The Uniform Partnership Act
Each state (with the exception of Louisiana) has its own laws governing partnerships, contained in what's usually called "The Uniform Partnership Act" or "The Revised Uniform Partnership Act" (or the "UPA" or "Revised UPA"). These statutes establish the basic legal rules that apply to partnerships and will control many aspects of your partnership's life unless you set out different rules in a written partnership agreement. (To find your state's partnership statutes, see Nolo's State Law Resources Legal Research page.)
Don't be tempted to leave the terms of your partnership up to these state laws. Because they were designed as one-size-fits-all fallback rules, they may not be helpful in your particular situation. It's much better to have an agreement in which you and your partners state the rules that will apply to your business.
What to Include in Your Partnership Agreement
Here's a list of the major areas that most partnership agreements cover. You and your partners-to-be should consider these issues before you put the terms in writing:
- Name of the partnership. One of the first things you must do is agree on a name for your partnership. You can use your own last names, such as Smith & Wesson, or you can adopt and register a fictitious business name, such as Westside Home Repairs. If you choose a fictitious name, you must make sure that the name isn't already in use and then file a fictitious business name statement with your county clerk. For more information, see Nolo's article Registering Your Business Name.
- Contributions to the partnership.
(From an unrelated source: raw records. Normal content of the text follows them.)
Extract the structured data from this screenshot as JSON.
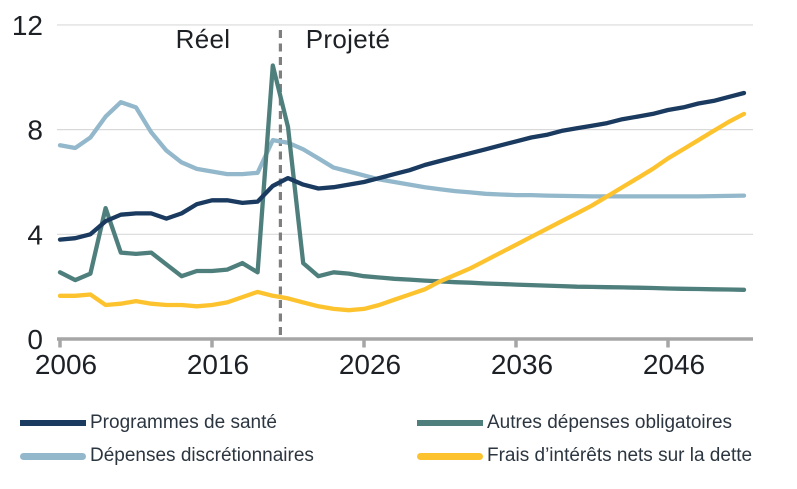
{
  "chart_data": {
    "type": "line",
    "title": "",
    "xlabel": "",
    "ylabel": "",
    "ylim": [
      0,
      12
    ],
    "yticks": [
      0,
      4,
      8,
      12
    ],
    "xticks": [
      2006,
      2016,
      2026,
      2036,
      2046
    ],
    "grid": "horizontal",
    "divider_year": 2020.5,
    "annotations": {
      "left": "Réel",
      "right": "Projeté"
    },
    "axis_color": "#a6a6a6",
    "gridline_color": "#d9d9d9",
    "divider_color": "#7f7f7f",
    "tick_text_color": "#1d2126",
    "years": [
      2006,
      2007,
      2008,
      2009,
      2010,
      2011,
      2012,
      2013,
      2014,
      2015,
      2016,
      2017,
      2018,
      2019,
      2020,
      2021,
      2022,
      2023,
      2024,
      2025,
      2026,
      2027,
      2028,
      2029,
      2030,
      2031,
      2032,
      2033,
      2034,
      2035,
      2036,
      2037,
      2038,
      2039,
      2040,
      2041,
      2042,
      2043,
      2044,
      2045,
      2046,
      2047,
      2048,
      2049,
      2050,
      2051
    ],
    "series": [
      {
        "name": "Programmes de santé",
        "color": "#1a3a5f",
        "values": [
          3.8,
          3.85,
          4.0,
          4.5,
          4.75,
          4.8,
          4.8,
          4.6,
          4.8,
          5.15,
          5.3,
          5.3,
          5.2,
          5.25,
          5.85,
          6.15,
          5.9,
          5.75,
          5.8,
          5.9,
          6.0,
          6.15,
          6.3,
          6.45,
          6.65,
          6.8,
          6.95,
          7.1,
          7.25,
          7.4,
          7.55,
          7.7,
          7.8,
          7.95,
          8.05,
          8.15,
          8.25,
          8.4,
          8.5,
          8.6,
          8.75,
          8.85,
          9.0,
          9.1,
          9.25,
          9.4
        ]
      },
      {
        "name": "Dépenses discrétionnaires",
        "color": "#93b8cb",
        "values": [
          7.4,
          7.3,
          7.7,
          8.5,
          9.05,
          8.85,
          7.9,
          7.2,
          6.75,
          6.5,
          6.4,
          6.3,
          6.3,
          6.35,
          7.6,
          7.5,
          7.25,
          6.9,
          6.55,
          6.4,
          6.25,
          6.1,
          6.0,
          5.9,
          5.8,
          5.72,
          5.65,
          5.6,
          5.55,
          5.52,
          5.5,
          5.5,
          5.48,
          5.47,
          5.46,
          5.45,
          5.45,
          5.45,
          5.45,
          5.45,
          5.45,
          5.45,
          5.45,
          5.46,
          5.47,
          5.48
        ]
      },
      {
        "name": "Autres dépenses obligatoires",
        "color": "#4e7f7c",
        "values": [
          2.55,
          2.25,
          2.5,
          5.0,
          3.3,
          3.25,
          3.3,
          2.85,
          2.4,
          2.6,
          2.6,
          2.65,
          2.9,
          2.55,
          10.45,
          8.1,
          2.9,
          2.4,
          2.55,
          2.5,
          2.4,
          2.35,
          2.3,
          2.27,
          2.23,
          2.2,
          2.17,
          2.15,
          2.12,
          2.1,
          2.08,
          2.06,
          2.04,
          2.02,
          2.0,
          1.99,
          1.98,
          1.97,
          1.96,
          1.95,
          1.93,
          1.92,
          1.91,
          1.9,
          1.89,
          1.88
        ]
      },
      {
        "name": "Frais d’intérêts nets sur la dette",
        "color": "#fdc32f",
        "values": [
          1.65,
          1.65,
          1.7,
          1.3,
          1.35,
          1.45,
          1.35,
          1.3,
          1.3,
          1.25,
          1.3,
          1.4,
          1.6,
          1.8,
          1.65,
          1.55,
          1.4,
          1.25,
          1.15,
          1.1,
          1.15,
          1.3,
          1.5,
          1.7,
          1.9,
          2.2,
          2.45,
          2.7,
          3.0,
          3.3,
          3.6,
          3.9,
          4.2,
          4.5,
          4.8,
          5.1,
          5.45,
          5.8,
          6.15,
          6.5,
          6.9,
          7.25,
          7.6,
          7.95,
          8.3,
          8.6
        ]
      }
    ],
    "draw_order": [
      1,
      2,
      0,
      3
    ]
  },
  "legend": {
    "items": [
      {
        "label": "Programmes de santé",
        "series": 0
      },
      {
        "label": "Dépenses discrétionnaires",
        "series": 1
      },
      {
        "label": "Autres dépenses obligatoires",
        "series": 2
      },
      {
        "label": "Frais d’intérêts nets sur la dette",
        "series": 3
      }
    ],
    "text_color": "#2c3640"
  }
}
It's critical that you and your partners work out and record who's going to contribute cash, property, or services to the business before it opens -- and what ownership percentage each partner will have. Disagreements over contributions have doomed many promising businesses.
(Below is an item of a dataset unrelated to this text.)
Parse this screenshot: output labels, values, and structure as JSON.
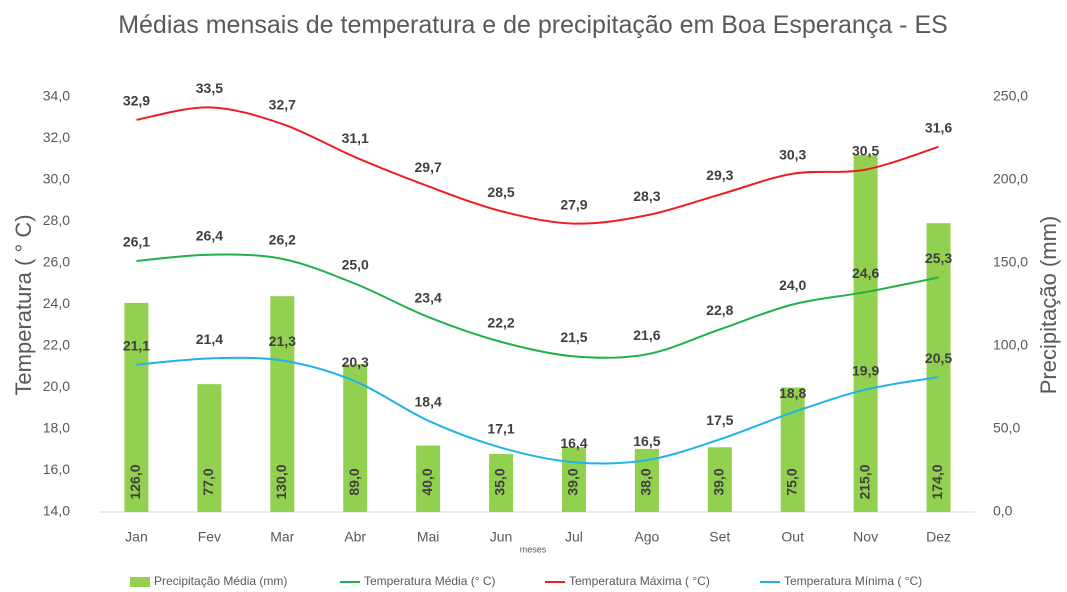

- Allocation of profits, losses, and draws. Will profits and losses be allocated in proportion to a partner's percentage interest in the business? Will each partner be entitled to a regular draw (a withdrawal of allocated profits from the business) or will all profits be distributed at the end of each year? You and your partners may have different financial needs and different ideas about how the money should be divided up and distributed, so this is an area to which you should pay particular attention.
- Partners' authority. Without an agreement to the contrary, any partner can bind the partnership (to a contract or debt, for example) without the consent of the other partners. If you want one or all of the partners to obtain the others' consent before obligating the partnership, you must make this clear in your partnership agreement.
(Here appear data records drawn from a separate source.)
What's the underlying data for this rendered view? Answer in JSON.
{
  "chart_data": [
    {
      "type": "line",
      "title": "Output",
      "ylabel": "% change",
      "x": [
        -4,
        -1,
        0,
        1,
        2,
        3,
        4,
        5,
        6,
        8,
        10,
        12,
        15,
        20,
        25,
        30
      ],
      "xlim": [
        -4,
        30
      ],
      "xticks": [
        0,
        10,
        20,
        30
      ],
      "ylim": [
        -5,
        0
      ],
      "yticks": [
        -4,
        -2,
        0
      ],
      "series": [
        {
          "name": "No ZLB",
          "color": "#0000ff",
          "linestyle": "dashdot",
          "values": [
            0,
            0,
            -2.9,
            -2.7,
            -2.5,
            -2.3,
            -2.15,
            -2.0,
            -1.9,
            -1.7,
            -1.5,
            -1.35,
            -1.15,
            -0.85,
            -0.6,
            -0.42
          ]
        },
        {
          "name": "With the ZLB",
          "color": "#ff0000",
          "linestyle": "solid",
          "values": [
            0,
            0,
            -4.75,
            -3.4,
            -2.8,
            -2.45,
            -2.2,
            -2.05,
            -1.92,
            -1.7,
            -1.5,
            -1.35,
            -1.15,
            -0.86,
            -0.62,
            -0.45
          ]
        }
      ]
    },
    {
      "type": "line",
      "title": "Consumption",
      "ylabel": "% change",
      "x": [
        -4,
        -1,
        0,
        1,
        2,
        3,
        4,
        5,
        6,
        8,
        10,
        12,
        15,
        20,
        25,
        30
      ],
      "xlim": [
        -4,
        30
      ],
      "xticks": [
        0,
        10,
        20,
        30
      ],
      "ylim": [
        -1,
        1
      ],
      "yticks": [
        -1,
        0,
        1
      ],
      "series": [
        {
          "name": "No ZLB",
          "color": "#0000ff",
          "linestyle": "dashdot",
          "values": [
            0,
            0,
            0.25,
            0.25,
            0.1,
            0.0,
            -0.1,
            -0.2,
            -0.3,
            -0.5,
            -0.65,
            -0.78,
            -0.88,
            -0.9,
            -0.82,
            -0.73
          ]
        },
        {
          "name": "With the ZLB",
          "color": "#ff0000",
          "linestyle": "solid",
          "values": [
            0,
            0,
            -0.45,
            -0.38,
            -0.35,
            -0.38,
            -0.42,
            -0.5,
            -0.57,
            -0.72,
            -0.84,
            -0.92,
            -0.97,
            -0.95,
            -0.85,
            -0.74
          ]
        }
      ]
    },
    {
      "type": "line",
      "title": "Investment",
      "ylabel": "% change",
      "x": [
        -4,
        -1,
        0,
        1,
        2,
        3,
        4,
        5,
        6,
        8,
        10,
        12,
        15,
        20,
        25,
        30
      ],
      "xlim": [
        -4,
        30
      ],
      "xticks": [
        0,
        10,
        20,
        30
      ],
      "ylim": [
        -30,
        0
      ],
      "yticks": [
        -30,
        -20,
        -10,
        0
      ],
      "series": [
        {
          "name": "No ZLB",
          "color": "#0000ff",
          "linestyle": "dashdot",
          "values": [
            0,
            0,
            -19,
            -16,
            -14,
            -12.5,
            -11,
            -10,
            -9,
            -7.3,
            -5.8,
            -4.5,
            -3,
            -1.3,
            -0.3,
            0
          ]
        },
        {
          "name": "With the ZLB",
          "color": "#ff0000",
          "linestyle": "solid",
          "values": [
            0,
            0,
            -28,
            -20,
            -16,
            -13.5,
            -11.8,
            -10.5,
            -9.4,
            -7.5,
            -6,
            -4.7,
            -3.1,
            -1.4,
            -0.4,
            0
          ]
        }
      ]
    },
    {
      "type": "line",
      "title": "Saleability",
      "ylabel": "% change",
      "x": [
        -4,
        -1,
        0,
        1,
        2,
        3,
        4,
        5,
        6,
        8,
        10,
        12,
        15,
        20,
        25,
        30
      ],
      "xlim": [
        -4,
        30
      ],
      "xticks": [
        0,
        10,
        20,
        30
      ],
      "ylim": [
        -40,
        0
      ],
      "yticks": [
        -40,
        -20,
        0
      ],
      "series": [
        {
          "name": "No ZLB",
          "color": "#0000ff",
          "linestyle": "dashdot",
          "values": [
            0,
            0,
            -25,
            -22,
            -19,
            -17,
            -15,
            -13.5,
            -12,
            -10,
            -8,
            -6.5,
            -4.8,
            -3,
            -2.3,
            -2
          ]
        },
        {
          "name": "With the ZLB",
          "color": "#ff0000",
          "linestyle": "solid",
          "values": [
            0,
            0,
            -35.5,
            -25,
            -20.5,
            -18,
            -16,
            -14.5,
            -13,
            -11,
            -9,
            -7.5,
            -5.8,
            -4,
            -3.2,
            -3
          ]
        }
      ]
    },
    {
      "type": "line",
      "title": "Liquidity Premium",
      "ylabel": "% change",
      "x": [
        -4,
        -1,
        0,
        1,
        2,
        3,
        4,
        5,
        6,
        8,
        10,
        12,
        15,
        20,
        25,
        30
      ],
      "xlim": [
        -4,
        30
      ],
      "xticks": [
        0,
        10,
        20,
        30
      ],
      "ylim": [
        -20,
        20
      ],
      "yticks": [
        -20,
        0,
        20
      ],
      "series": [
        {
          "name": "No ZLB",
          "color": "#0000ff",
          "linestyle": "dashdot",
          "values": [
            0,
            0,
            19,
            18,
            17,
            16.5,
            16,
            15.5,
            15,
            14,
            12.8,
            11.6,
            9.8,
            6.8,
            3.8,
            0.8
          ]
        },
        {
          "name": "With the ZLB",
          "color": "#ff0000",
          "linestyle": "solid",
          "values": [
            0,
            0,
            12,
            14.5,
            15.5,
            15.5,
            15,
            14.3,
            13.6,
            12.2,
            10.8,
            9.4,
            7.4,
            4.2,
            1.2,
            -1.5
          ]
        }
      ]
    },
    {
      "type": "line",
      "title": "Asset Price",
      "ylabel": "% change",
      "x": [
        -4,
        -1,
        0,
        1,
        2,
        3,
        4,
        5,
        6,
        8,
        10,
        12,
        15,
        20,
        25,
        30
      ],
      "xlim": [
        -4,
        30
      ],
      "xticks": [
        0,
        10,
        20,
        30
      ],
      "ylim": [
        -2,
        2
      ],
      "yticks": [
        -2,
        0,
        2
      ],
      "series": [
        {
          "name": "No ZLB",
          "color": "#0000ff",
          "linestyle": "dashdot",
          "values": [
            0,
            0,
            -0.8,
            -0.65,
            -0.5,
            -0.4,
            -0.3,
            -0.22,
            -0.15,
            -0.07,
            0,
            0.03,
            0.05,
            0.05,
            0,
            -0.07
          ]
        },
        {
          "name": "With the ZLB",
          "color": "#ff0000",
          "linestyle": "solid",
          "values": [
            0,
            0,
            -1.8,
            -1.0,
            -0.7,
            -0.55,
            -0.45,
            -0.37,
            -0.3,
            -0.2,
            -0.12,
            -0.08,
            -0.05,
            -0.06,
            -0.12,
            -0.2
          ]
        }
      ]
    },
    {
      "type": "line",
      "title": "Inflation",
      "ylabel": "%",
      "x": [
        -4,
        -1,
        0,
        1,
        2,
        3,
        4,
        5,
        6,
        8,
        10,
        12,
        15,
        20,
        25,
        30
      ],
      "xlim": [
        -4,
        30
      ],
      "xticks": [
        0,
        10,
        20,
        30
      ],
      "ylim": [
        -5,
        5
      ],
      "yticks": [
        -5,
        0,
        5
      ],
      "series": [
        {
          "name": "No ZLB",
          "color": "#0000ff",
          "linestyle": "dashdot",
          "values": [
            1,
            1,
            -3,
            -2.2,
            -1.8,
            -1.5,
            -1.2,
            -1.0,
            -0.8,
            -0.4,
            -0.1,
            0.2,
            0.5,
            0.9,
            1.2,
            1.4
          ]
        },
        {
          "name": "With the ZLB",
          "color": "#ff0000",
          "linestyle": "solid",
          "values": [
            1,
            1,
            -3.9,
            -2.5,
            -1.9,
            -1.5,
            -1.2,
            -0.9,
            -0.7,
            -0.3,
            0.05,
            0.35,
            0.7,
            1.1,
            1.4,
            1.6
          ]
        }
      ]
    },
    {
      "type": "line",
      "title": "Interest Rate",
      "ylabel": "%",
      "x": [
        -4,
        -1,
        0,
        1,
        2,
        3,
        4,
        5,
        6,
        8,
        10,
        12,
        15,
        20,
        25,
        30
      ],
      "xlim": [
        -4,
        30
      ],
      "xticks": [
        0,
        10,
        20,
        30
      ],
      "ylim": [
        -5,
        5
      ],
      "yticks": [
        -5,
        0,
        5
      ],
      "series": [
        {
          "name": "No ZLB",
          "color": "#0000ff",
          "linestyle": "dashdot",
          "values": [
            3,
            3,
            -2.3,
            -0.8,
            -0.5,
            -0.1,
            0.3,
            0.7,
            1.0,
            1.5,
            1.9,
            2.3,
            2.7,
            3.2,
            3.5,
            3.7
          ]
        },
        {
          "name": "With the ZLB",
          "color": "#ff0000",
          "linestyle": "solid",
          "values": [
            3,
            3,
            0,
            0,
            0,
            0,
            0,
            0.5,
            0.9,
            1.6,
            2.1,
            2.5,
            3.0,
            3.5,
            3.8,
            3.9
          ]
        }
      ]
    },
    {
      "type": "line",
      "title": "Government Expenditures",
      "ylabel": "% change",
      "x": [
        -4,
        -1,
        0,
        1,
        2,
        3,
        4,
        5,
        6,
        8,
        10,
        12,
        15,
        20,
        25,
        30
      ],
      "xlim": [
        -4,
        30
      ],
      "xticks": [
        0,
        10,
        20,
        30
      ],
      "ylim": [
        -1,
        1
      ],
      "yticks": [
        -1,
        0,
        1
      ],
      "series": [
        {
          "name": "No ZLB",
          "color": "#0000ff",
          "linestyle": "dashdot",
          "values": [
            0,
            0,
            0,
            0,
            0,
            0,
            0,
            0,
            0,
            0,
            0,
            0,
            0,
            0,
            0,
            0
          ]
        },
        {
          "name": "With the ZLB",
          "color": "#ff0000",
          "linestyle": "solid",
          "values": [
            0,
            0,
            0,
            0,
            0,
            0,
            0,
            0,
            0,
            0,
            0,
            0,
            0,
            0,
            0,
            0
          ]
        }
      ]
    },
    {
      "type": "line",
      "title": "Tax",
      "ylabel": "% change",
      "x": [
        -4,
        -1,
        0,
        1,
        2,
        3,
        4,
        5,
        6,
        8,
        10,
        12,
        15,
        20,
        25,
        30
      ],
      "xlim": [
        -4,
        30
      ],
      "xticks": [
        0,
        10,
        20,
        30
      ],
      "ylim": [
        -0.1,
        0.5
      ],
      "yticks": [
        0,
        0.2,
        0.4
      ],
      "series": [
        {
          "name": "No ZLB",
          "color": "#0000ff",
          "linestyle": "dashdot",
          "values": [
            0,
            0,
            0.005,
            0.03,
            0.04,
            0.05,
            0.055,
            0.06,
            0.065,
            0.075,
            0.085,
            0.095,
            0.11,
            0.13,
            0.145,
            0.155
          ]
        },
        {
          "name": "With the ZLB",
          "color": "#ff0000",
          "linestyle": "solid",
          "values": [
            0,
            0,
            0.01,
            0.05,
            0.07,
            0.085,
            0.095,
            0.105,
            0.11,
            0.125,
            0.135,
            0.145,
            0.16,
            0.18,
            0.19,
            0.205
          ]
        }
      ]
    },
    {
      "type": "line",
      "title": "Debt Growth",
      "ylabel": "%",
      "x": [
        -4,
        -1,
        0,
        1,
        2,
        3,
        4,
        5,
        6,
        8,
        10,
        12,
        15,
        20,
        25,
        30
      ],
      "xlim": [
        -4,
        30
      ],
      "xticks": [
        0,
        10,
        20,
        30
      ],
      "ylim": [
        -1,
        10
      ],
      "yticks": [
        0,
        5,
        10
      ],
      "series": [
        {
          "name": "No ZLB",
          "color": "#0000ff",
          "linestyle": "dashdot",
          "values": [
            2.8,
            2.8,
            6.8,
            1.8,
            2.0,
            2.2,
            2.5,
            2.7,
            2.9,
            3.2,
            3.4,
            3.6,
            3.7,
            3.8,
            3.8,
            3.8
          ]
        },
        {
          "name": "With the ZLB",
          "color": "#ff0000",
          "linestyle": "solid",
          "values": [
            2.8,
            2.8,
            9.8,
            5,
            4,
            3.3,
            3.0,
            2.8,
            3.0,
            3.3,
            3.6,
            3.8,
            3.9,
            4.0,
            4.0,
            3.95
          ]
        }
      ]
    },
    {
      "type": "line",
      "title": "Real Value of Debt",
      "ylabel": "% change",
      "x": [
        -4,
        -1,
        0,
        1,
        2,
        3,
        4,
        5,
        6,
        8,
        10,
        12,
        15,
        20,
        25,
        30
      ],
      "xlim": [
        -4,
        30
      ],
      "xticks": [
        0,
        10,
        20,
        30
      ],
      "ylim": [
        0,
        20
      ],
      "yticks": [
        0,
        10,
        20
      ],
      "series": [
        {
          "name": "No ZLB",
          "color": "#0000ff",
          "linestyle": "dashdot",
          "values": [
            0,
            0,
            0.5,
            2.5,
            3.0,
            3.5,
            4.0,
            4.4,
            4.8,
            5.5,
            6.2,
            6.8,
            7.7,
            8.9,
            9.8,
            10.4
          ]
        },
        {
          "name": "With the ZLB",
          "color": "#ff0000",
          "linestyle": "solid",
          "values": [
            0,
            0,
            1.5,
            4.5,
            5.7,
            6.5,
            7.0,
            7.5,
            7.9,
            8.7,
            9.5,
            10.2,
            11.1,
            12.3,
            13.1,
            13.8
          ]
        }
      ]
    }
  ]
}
- Partnership decision making. Although there's no magic formula or language for making decisions among partners, you'll head off a lot of trouble if you try to work it out beforehand. You may, for example, want to require a unanimous vote of all the partners for every business decision. Or if that leaves you feeling fettered, you can require a unanimous vote for major decisions and allow individual partners to make minor decisions on their own. In that case, your partnership agreement will have to describe what constitutes a major or minor decision. You should carefully think through issues like these before you and your partners have to make important decisions.
- Management duties. You might not want to make ironclad rules about every management detail, but you'd be wise to work out some guidelines in advance. For example, who will keep the books? Who will deal with customers? Supervise employees? Negotiate with suppliers? Think through the management needs of your partnership and be sure you've got everything covered.
- Admitting new partners. Eventually, you may want to expand the business and bring in new partners. Agreeing on a procedure for admitting new partners will make your lives a lot easier when this issue comes up.
- Withdrawal or death of a partner. At least as important as the rules for admitting new partners to the business are the rules for handling the departure of an owner. You should set up a reasonable buyout scheme in your partnership agreement. To learn more about this issue, read Nolo's article Plan Ahead for Changes in Partnership Ownership.
- Resolving disputes. If you and your partners become deadlocked on an issue, do you want to go straight to court? It might benefit everyone involved if your partnership agreement provides for alternative dispute resolution, such as mediation or arbitration.
As you can see, there are many issues to consider before you and your partners open for business -- and you shouldn't wait for a conflict to arise before hammering out some sound rules and procedures. A good self-help book, such as Form a Partnership: The Complete Legal Guide, by Denis Clifford and Ralph Warner (Nolo), can help you think through the details and put them in writing.